The universe has been expanding for almost 14 billion years, and with it, its total entropy—a measure of disorder—has been growing. This seems natural: the second law of thermodynamics states that entropy in an isolated system does not decrease. However, in a new paper published in Physical Review D, physicist and mathematician Ginestera Bianconi from Queen Mary University of London offers a fresh perspective on this problem. According to her "Gravity from Entropy" (GfE) theory, entropy per unit volume can even decrease, opening an unexpected path to the emergence of cosmic structures.
Bianconi's idea is to derive gravity from entropic action. She considers spacetime and matter on an equal footing, using Geometric Quantum Relative Entropy (GQRE). This is a measure of the difference between the metric of real spacetime and the "metric induced by matter." Gravity here emerges not as a fundamental force, but as a consequence of the informational interaction between geometry and matter. In the limit of low energies and small curvatures, the theory smoothly transitions into Einstein's classical equations, but adds important nuances.
Recently, Bianconi and her colleagues delved deeper into the thermodynamics of this model. They showed that universes within the GfE framework allow for a thermal description: temperatures and pressures arise locally, obeying the first law of thermodynamics. The total entropy of such universes does not decrease over time—in full agreement with the second law. Meanwhile, the GQRE relative entropy per unit volume does not increase, which is natural for a relative quantity. However, the total volume of the expanding universe increases, and this allows for a reconciliation of the global increase in entropy with the local emergence of order: galaxies, stars, complex structures.
Imagine the early universe—hot, dense, almost homogeneous. As it expands, space stretches, and the temperature drops. In the classical picture, the entropy per comoving volume remains approximately constant (as in the adiabatic expansion of a gas), but the total entropy increases due to irreversible processes: the formation of stars, black holes, and dissipation. The new theory adds that gravitational interaction itself has an entropic nature. This provides a dynamic effective dark energy term that depends on an auxiliary G-field and remains positive, helping to explain the accelerated expansion of the universe without parameter tuning.
The theory is still young and requires further testing, including quantization and comparison with observations. But it already offers an elegant bridge between thermodynamics, gravity, and cosmology. Instead of seeing entropy only as an inevitable path to heat death, we find in it a mechanism that allows the universe to "self-organize" against the backdrop of a general increase in disorder.

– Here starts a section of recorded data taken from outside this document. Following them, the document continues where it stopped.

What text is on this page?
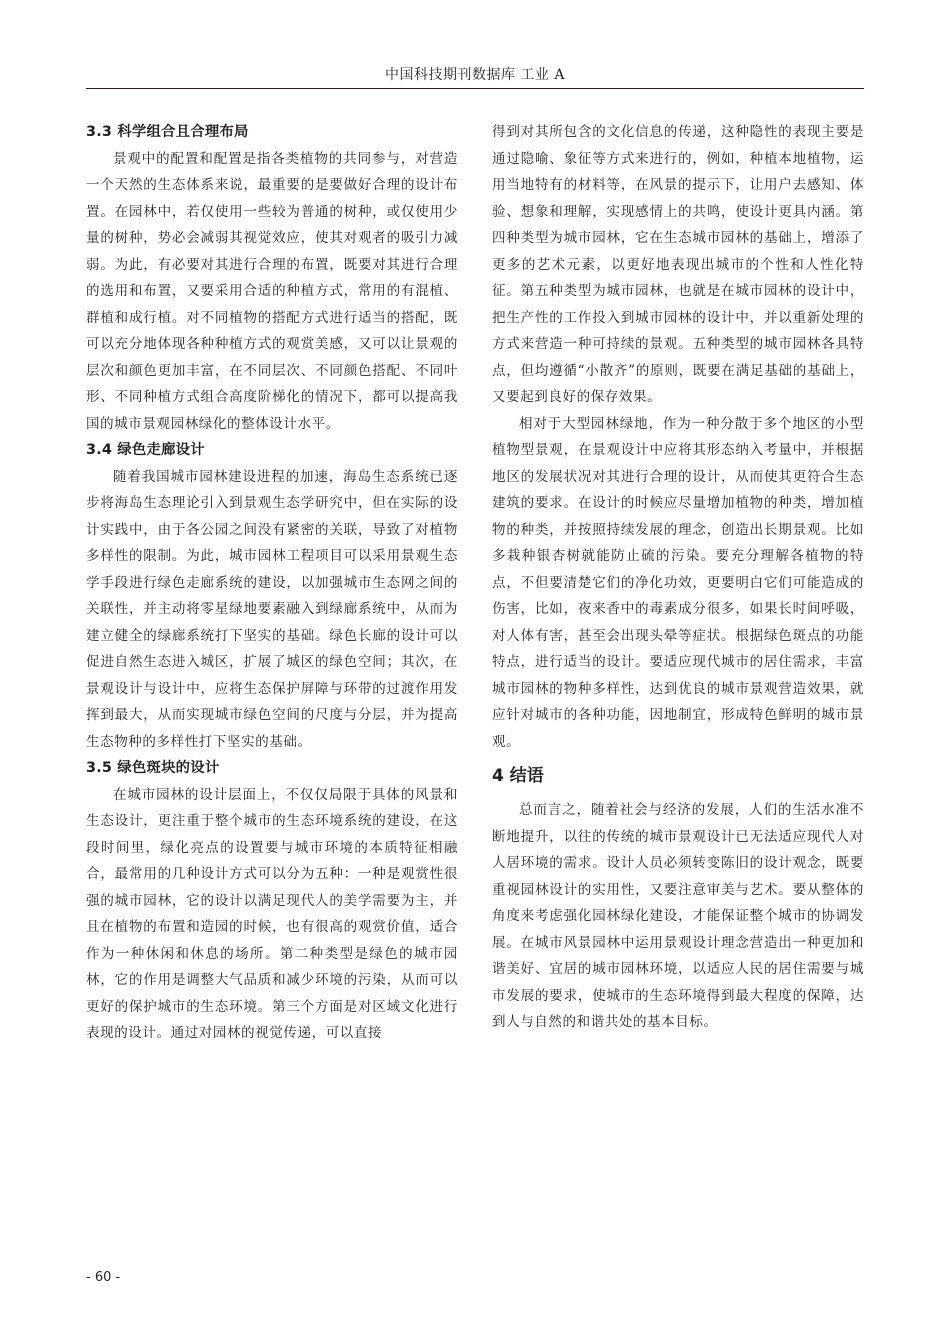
中国科技期刊数据库 工业 A
3.3 科学组合且合理布局

景观中的配置和配置是指各类植物的共同参与，对营造一个天然的生态体系来说，最重要的是要做好合理的设计布置。在园林中，若仅使用一些较为普通的树种，或仅使用少量的树种，势必会减弱其视觉效应，使其对观者的吸引力减弱。为此，有必要对其进行合理的布置，既要对其进行合理的选用和布置，又要采用合适的种植方式，常用的有混植、群植和成行植。对不同植物的搭配方式进行适当的搭配，既可以充分地体现各种种植方式的观赏美感，又可以让景观的层次和颜色更加丰富，在不同层次、不同颜色搭配、不同叶形、不同种植方式组合高度阶梯化的情况下，都可以提高我国的城市景观园林绿化的整体设计水平。

3.4 绿色走廊设计

随着我国城市园林建设进程的加速，海岛生态系统已逐步将海岛生态理论引入到景观生态学研究中，但在实际的设计实践中，由于各公园之间没有紧密的关联，导致了对植物多样性的限制。为此，城市园林工程项目可以采用景观生态学手段进行绿色走廊系统的建设，以加强城市生态网之间的关联性，并主动将零星绿地要素融入到绿廊系统中，从而为建立健全的绿廊系统打下坚实的基础。绿色长廊的设计可以促进自然生态进入城区，扩展了城区的绿色空间；其次，在景观设计与设计中，应将生态保护屏障与环带的过渡作用发挥到最大，从而实现城市绿色空间的尺度与分层，并为提高生态物种的多样性打下坚实的基础。

3.5 绿色斑块的设计

在城市园林的设计层面上，不仅仅局限于具体的风景和生态设计，更注重于整个城市的生态环境系统的建设，在这段时间里，绿化亮点的设置要与城市环境的本质特征相融合，最常用的几种设计方式可以分为五种：一种是观赏性很强的城市园林，它的设计以满足现代人的美学需要为主，并且在植物的布置和造园的时候，也有很高的观赏价值，适合作为一种休闲和休息的场所。第二种类型是绿色的城市园林，它的作用是调整大气品质和减少环境的污染，从而可以更好的保护城市的生态环境。第三个方面是对区域文化进行表现的设计。通过对园林的视觉传递，可以直接

得到对其所包含的文化信息的传递，这种隐性的表现主要是通过隐喻、象征等方式来进行的，例如，种植本地植物，运用当地特有的材料等，在风景的提示下，让用户去感知、体验、想象和理解，实现感情上的共鸣，使设计更具内涵。第四种类型为城市园林，它在生态城市园林的基础上，增添了更多的艺术元素，以更好地表现出城市的个性和人性化特征。第五种类型为城市园林，也就是在城市园林的设计中，把生产性的工作投入到城市园林的设计中，并以重新处理的方式来营造一种可持续的景观。五种类型的城市园林各具特点，但均遵循“小散齐”的原则，既要在满足基础的基础上，又要起到良好的保存效果。

相对于大型园林绿地，作为一种分散于多个地区的小型植物型景观，在景观设计中应将其形态纳入考量中，并根据地区的发展状况对其进行合理的设计，从而使其更符合生态建筑的要求。在设计的时候应尽量增加植物的种类，增加植物的种类，并按照持续发展的理念，创造出长期景观。比如多栽种银杏树就能防止硫的污染。要充分理解各植物的特点，不但要清楚它们的净化功效，更要明白它们可能造成的伤害，比如，夜来香中的毒素成分很多，如果长时间呼吸，对人体有害，甚至会出现头晕等症状。根据绿色斑点的功能特点，进行适当的设计。要适应现代城市的居住需求，丰富城市园林的物种多样性，达到优良的城市景观营造效果，就应针对城市的各种功能，因地制宜，形成特色鲜明的城市景观。

4 结语

总而言之，随着社会与经济的发展，人们的生活水准不断地提升，以往的传统的城市景观设计已无法适应现代人对人居环境的需求。设计人员必须转变陈旧的设计观念，既要重视园林设计的实用性，又要注意审美与艺术。要从整体的角度来考虑强化园林绿化建设，才能保证整个城市的协调发展。在城市风景园林中运用景观设计理念营造出一种更加和谐美好、宜居的城市园林环境，以适应人民的居住需要与城市发展的要求，使城市的生态环境得到最大程度的保障，达到人与自然的和谐共处的基本目标。

- 60 -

Bianconi's work reminds us how deeply information, geometry, and physics are intertwined. Perhaps it is through entropy that we will one day understand why spacetime behaves the way it does, and how the complexity we observe arises from the chaos of the Big Bang. This is not a revolution that refutes Einstein, but a natural development of ideas that invites us to look at old questions from a new angle. And while astronomers study distant galaxies, theorists continue to search for the very informational "building blocks" from which gravity is constructed.